Studying facial behaviours, however, has historically been tricky. As Eithne Kavanagh and colleagues note in their latest paper, humans have the most complex facial musculature of any animal, and capturing all that movement and meaning in a decently-sized study sample has previously been too time-consuming to be workable.

In their new study, published last month in Scientific Reports, the team employs modern solutions this age-old problem. Using AI-powered software, they take some of the first steps towards quantifying facial behaviour. By combining this method with human judgements, they find evidence facial expressiveness a stable individual difference, and that those with more expressive faces enjoy various social advantages.

For their first experiment, the Nottingham-based team recruited 52 participants to participate in semi-structured video calls, during which they chatted with a confederate. Between telling jokes, navigating embarrassment as the confederate 'accidentally' muted their mic, negotiating their share of a set reward and more, the team collected a wealth of facial behaviour data across different conversational contexts.

Six months after this call, 34 of these participants also uploaded videocall-style clips of themselves trying to achieve a number of social goals that would benefit from facial expressions, such as giving a friendly greeting or reassuring a friend. These clips were viewed and evaluated by 172 further participants, who rated them on various social dimensions.

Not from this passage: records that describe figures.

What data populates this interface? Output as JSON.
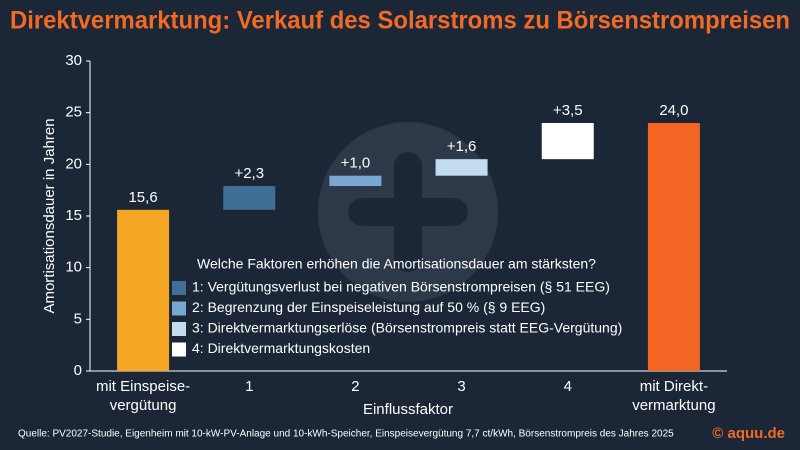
{
  "chart_data": {
    "type": "waterfall",
    "title": "Direktvermarktung: Verkauf des Solarstroms zu Börsenstrompreisen",
    "y_label": "Amortisationsdauer in Jahren",
    "x_label": "Einflussfaktor",
    "categories": [
      "mit Einspeise-\nvergütung",
      "1",
      "2",
      "3",
      "4",
      "mit Direkt-\nvermarktung"
    ],
    "values": [
      15.6,
      2.3,
      1.0,
      1.6,
      3.5,
      24.0
    ],
    "value_labels": [
      "15,6",
      "+2,3",
      "+1,0",
      "+1,6",
      "+3,5",
      "24,0"
    ],
    "measure": [
      "absolute",
      "relative",
      "relative",
      "relative",
      "relative",
      "total"
    ],
    "colors": [
      "#f5a623",
      "#3f6f96",
      "#78a8cf",
      "#c2ddf0",
      "#ffffff",
      "#f26522"
    ],
    "ylim": [
      0,
      30
    ],
    "yticks": [
      0,
      5,
      10,
      15,
      20,
      25,
      30
    ],
    "legend": {
      "title": "Welche Faktoren erhöhen die Amortisationsdauer am stärksten?",
      "entries": [
        "1: Vergütungsverlust bei negativen Börsenstrompreisen (§ 51 EEG)",
        "2: Begrenzung der Einspeiseleistung auf 50 % (§ 9 EEG)",
        "3: Direktvermarktungserlöse (Börsenstrompreis statt EEG-Vergütung)",
        "4: Direktvermarktungskosten"
      ]
    },
    "source": "Quelle: PV2027-Studie, Eigenheim mit 10-kW-PV-Anlage und 10-kWh-Speicher, Einspeisevergütung 7,7 ct/kWh, Börsenstrompreis des Jahres 2025",
    "logo": "© aquu.de"
  }
}
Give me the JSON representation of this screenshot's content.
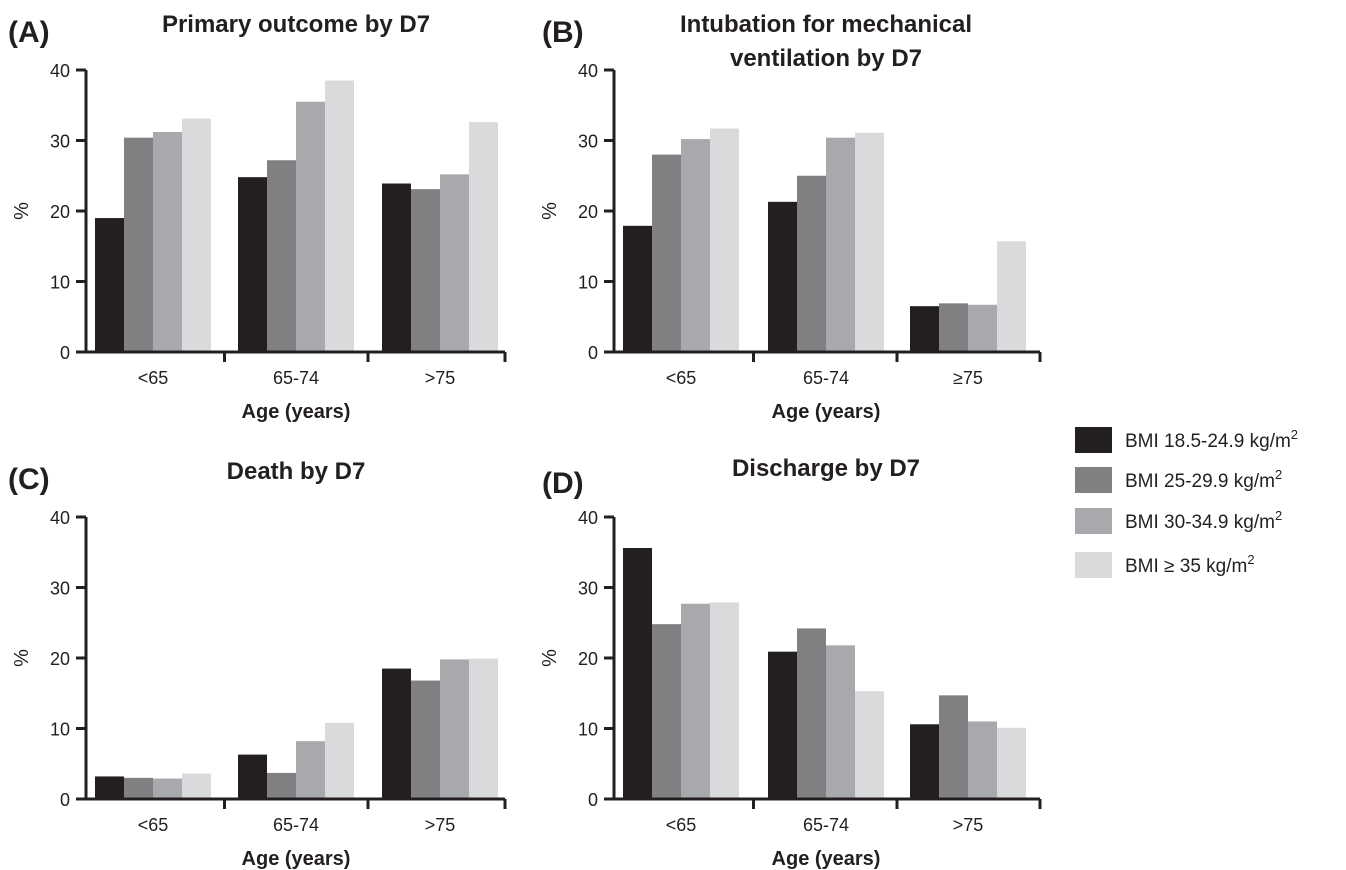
{
  "legend": {
    "items": [
      {
        "label": "BMI 18.5-24.9 kg/m",
        "sup": "2",
        "color": "#231f20"
      },
      {
        "label": "BMI 25-29.9 kg/m",
        "sup": "2",
        "color": "#808083"
      },
      {
        "label": "BMI 30-34.9 kg/m",
        "sup": "2",
        "color": "#a8a9ac"
      },
      {
        "label": "BMI ≥ 35 kg/m",
        "sup": "2",
        "color": "#d9dadb"
      }
    ]
  },
  "chart_data": [
    {
      "type": "bar",
      "panel": "(A)",
      "title": [
        "Primary outcome by D7"
      ],
      "xlabel": "Age (years)",
      "ylabel": "%",
      "ylim": [
        0,
        40
      ],
      "yticks": [
        0,
        10,
        20,
        30,
        40
      ],
      "categories": [
        "<65",
        "65-74",
        ">75"
      ],
      "series": [
        {
          "name": "BMI 18.5-24.9 kg/m2",
          "values": [
            19.0,
            24.8,
            23.9
          ]
        },
        {
          "name": "BMI 25-29.9 kg/m2",
          "values": [
            30.4,
            27.2,
            23.1
          ]
        },
        {
          "name": "BMI 30-34.9 kg/m2",
          "values": [
            31.2,
            35.5,
            25.2
          ]
        },
        {
          "name": "BMI ≥ 35 kg/m2",
          "values": [
            33.1,
            38.5,
            32.6
          ]
        }
      ]
    },
    {
      "type": "bar",
      "panel": "(B)",
      "title": [
        "Intubation for mechanical",
        "ventilation by D7"
      ],
      "xlabel": "Age (years)",
      "ylabel": "%",
      "ylim": [
        0,
        40
      ],
      "yticks": [
        0,
        10,
        20,
        30,
        40
      ],
      "categories": [
        "<65",
        "65-74",
        "≥75"
      ],
      "series": [
        {
          "name": "BMI 18.5-24.9 kg/m2",
          "values": [
            17.9,
            21.3,
            6.5
          ]
        },
        {
          "name": "BMI 25-29.9 kg/m2",
          "values": [
            28.0,
            25.0,
            6.9
          ]
        },
        {
          "name": "BMI 30-34.9 kg/m2",
          "values": [
            30.2,
            30.4,
            6.7
          ]
        },
        {
          "name": "BMI ≥ 35 kg/m2",
          "values": [
            31.7,
            31.1,
            15.7
          ]
        }
      ]
    },
    {
      "type": "bar",
      "panel": "(C)",
      "title": [
        "Death by D7"
      ],
      "xlabel": "Age (years)",
      "ylabel": "%",
      "ylim": [
        0,
        40
      ],
      "yticks": [
        0,
        10,
        20,
        30,
        40
      ],
      "categories": [
        "<65",
        "65-74",
        ">75"
      ],
      "series": [
        {
          "name": "BMI 18.5-24.9 kg/m2",
          "values": [
            3.2,
            6.3,
            18.5
          ]
        },
        {
          "name": "BMI 25-29.9 kg/m2",
          "values": [
            3.0,
            3.7,
            16.8
          ]
        },
        {
          "name": "BMI 30-34.9 kg/m2",
          "values": [
            2.9,
            8.2,
            19.8
          ]
        },
        {
          "name": "BMI ≥ 35 kg/m2",
          "values": [
            3.6,
            10.8,
            19.9
          ]
        }
      ]
    },
    {
      "type": "bar",
      "panel": "(D)",
      "title": [
        "Discharge by D7"
      ],
      "xlabel": "Age (years)",
      "ylabel": "%",
      "ylim": [
        0,
        40
      ],
      "yticks": [
        0,
        10,
        20,
        30,
        40
      ],
      "categories": [
        "<65",
        "65-74",
        ">75"
      ],
      "series": [
        {
          "name": "BMI 18.5-24.9 kg/m2",
          "values": [
            35.6,
            20.9,
            10.6
          ]
        },
        {
          "name": "BMI 25-29.9 kg/m2",
          "values": [
            24.8,
            24.2,
            14.7
          ]
        },
        {
          "name": "BMI 30-34.9 kg/m2",
          "values": [
            27.7,
            21.8,
            11.0
          ]
        },
        {
          "name": "BMI ≥ 35 kg/m2",
          "values": [
            27.9,
            15.3,
            10.1
          ]
        }
      ]
    }
  ]
}
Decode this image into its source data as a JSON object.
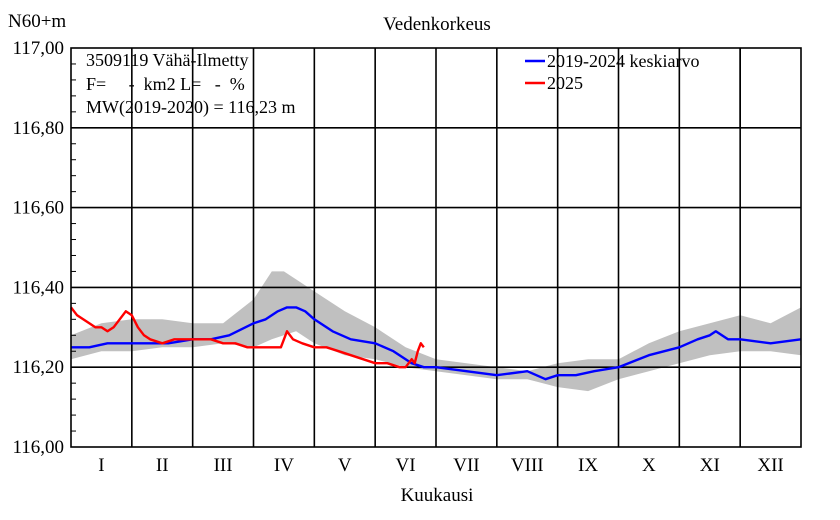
{
  "chart_data": {
    "type": "line",
    "title": "Vedenkorkeus",
    "ylabel": "N60+m",
    "xlabel": "Kuukausi",
    "ylim": [
      116.0,
      117.0
    ],
    "y_ticks": [
      "116,00",
      "116,20",
      "116,40",
      "116,60",
      "116,80",
      "117,00"
    ],
    "categories": [
      "I",
      "II",
      "III",
      "IV",
      "V",
      "VI",
      "VII",
      "VIII",
      "IX",
      "X",
      "XI",
      "XII"
    ],
    "info_lines": [
      "3509119 Vähä-Ilmetty",
      "F=     -  km2 L=   -  %",
      "MW(2019-2020) = 116,23 m"
    ],
    "grid": true,
    "legend_position": "top-right",
    "series": [
      {
        "name": "2019-2024 keskiarvo",
        "color": "#0000ff",
        "x": [
          0,
          0.3,
          0.6,
          1.0,
          1.3,
          1.6,
          2.0,
          2.3,
          2.6,
          3.0,
          3.2,
          3.4,
          3.55,
          3.7,
          3.85,
          4.0,
          4.3,
          4.6,
          5.0,
          5.3,
          5.6,
          5.8,
          6.0,
          6.5,
          7.0,
          7.5,
          7.8,
          8.0,
          8.3,
          8.6,
          9.0,
          9.5,
          10.0,
          10.3,
          10.5,
          10.6,
          10.8,
          11.0,
          11.5,
          12.0
        ],
        "y": [
          116.25,
          116.25,
          116.26,
          116.26,
          116.26,
          116.26,
          116.27,
          116.27,
          116.28,
          116.31,
          116.32,
          116.34,
          116.35,
          116.35,
          116.34,
          116.32,
          116.29,
          116.27,
          116.26,
          116.24,
          116.21,
          116.2,
          116.2,
          116.19,
          116.18,
          116.19,
          116.17,
          116.18,
          116.18,
          116.19,
          116.2,
          116.23,
          116.25,
          116.27,
          116.28,
          116.29,
          116.27,
          116.27,
          116.26,
          116.27
        ]
      },
      {
        "name": "2025",
        "color": "#ff0000",
        "x": [
          0,
          0.1,
          0.2,
          0.3,
          0.4,
          0.5,
          0.6,
          0.7,
          0.8,
          0.9,
          1.0,
          1.1,
          1.2,
          1.3,
          1.5,
          1.7,
          1.9,
          2.1,
          2.3,
          2.5,
          2.7,
          2.9,
          3.1,
          3.3,
          3.45,
          3.55,
          3.65,
          3.8,
          4.0,
          4.2,
          4.4,
          4.6,
          4.8,
          5.0,
          5.2,
          5.4,
          5.5,
          5.6,
          5.65,
          5.7,
          5.75,
          5.8
        ],
        "y": [
          116.35,
          116.33,
          116.32,
          116.31,
          116.3,
          116.3,
          116.29,
          116.3,
          116.32,
          116.34,
          116.33,
          116.3,
          116.28,
          116.27,
          116.26,
          116.27,
          116.27,
          116.27,
          116.27,
          116.26,
          116.26,
          116.25,
          116.25,
          116.25,
          116.25,
          116.29,
          116.27,
          116.26,
          116.25,
          116.25,
          116.24,
          116.23,
          116.22,
          116.21,
          116.21,
          116.2,
          116.2,
          116.22,
          116.21,
          116.24,
          116.26,
          116.25
        ]
      },
      {
        "name": "",
        "type": "area",
        "color": "#c0c0c0",
        "x": [
          0,
          0.5,
          1.0,
          1.5,
          2.0,
          2.5,
          3.0,
          3.3,
          3.5,
          3.7,
          4.0,
          4.5,
          5.0,
          5.5,
          6.0,
          6.5,
          7.0,
          7.5,
          8.0,
          8.5,
          9.0,
          9.5,
          10.0,
          10.5,
          11.0,
          11.5,
          12.0
        ],
        "low": [
          116.22,
          116.24,
          116.24,
          116.25,
          116.25,
          116.26,
          116.25,
          116.27,
          116.28,
          116.29,
          116.26,
          116.23,
          116.22,
          116.2,
          116.19,
          116.18,
          116.17,
          116.17,
          116.15,
          116.14,
          116.17,
          116.19,
          116.21,
          116.23,
          116.24,
          116.24,
          116.23
        ],
        "high": [
          116.28,
          116.31,
          116.32,
          116.32,
          116.31,
          116.31,
          116.37,
          116.44,
          116.44,
          116.42,
          116.39,
          116.34,
          116.3,
          116.25,
          116.22,
          116.21,
          116.2,
          116.19,
          116.21,
          116.22,
          116.22,
          116.26,
          116.29,
          116.31,
          116.33,
          116.31,
          116.35
        ]
      }
    ]
  }
}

Analyses showed that, generally, those who were more facially expressive were rated to be more likeable and agreeable. Not only that, but those with more facial expressivity were thought to have greater success in situations that required negotiation (though only if they were also agreeable).

Beyond just general expressiveness, those with more readable facial expressions were highly rated, too, and were considered to be more well-liked than their less-readable counterparts.

Though there's some debate about how to define a trait, in this case the team adopted the definition that a trait can be defined when behaviour is determined more by individual differences than environmental context. Participants were pretty consistent in their level of facial expressiveness; scores on measures of facial expressivity, as created by the AI-powered facial analysis software, didn't significantly change across the various social contexts and conditions in these clips. This finding in particular seems to indicate that facial expressiveness could be considered a trait.

In a second study involving 1,315 new participants, the team was able to replicate the above findings using informal, totally unstructured video chats between pairs of participants. They also found that facial expressivity was associated the Big Five dimensions of agreeableness, extraversion, and neuroticism — though the ties between these aspects of personality and facial behaviour remain to be explored in detail.

The authors believe that their findings overall suggest facial expressiveness can be considered a "stable individual difference that proffers social advantages." Researching facial behaviour (and, of course, how it's received) in ecologically valid contexts could therefore offer a wealth of new and exciting insights on the dynamics of social interactions. The team hopes that similar efforts which make use of modern tech could lay the path towards the tantalising idea of a "unified theory of facial behaviour."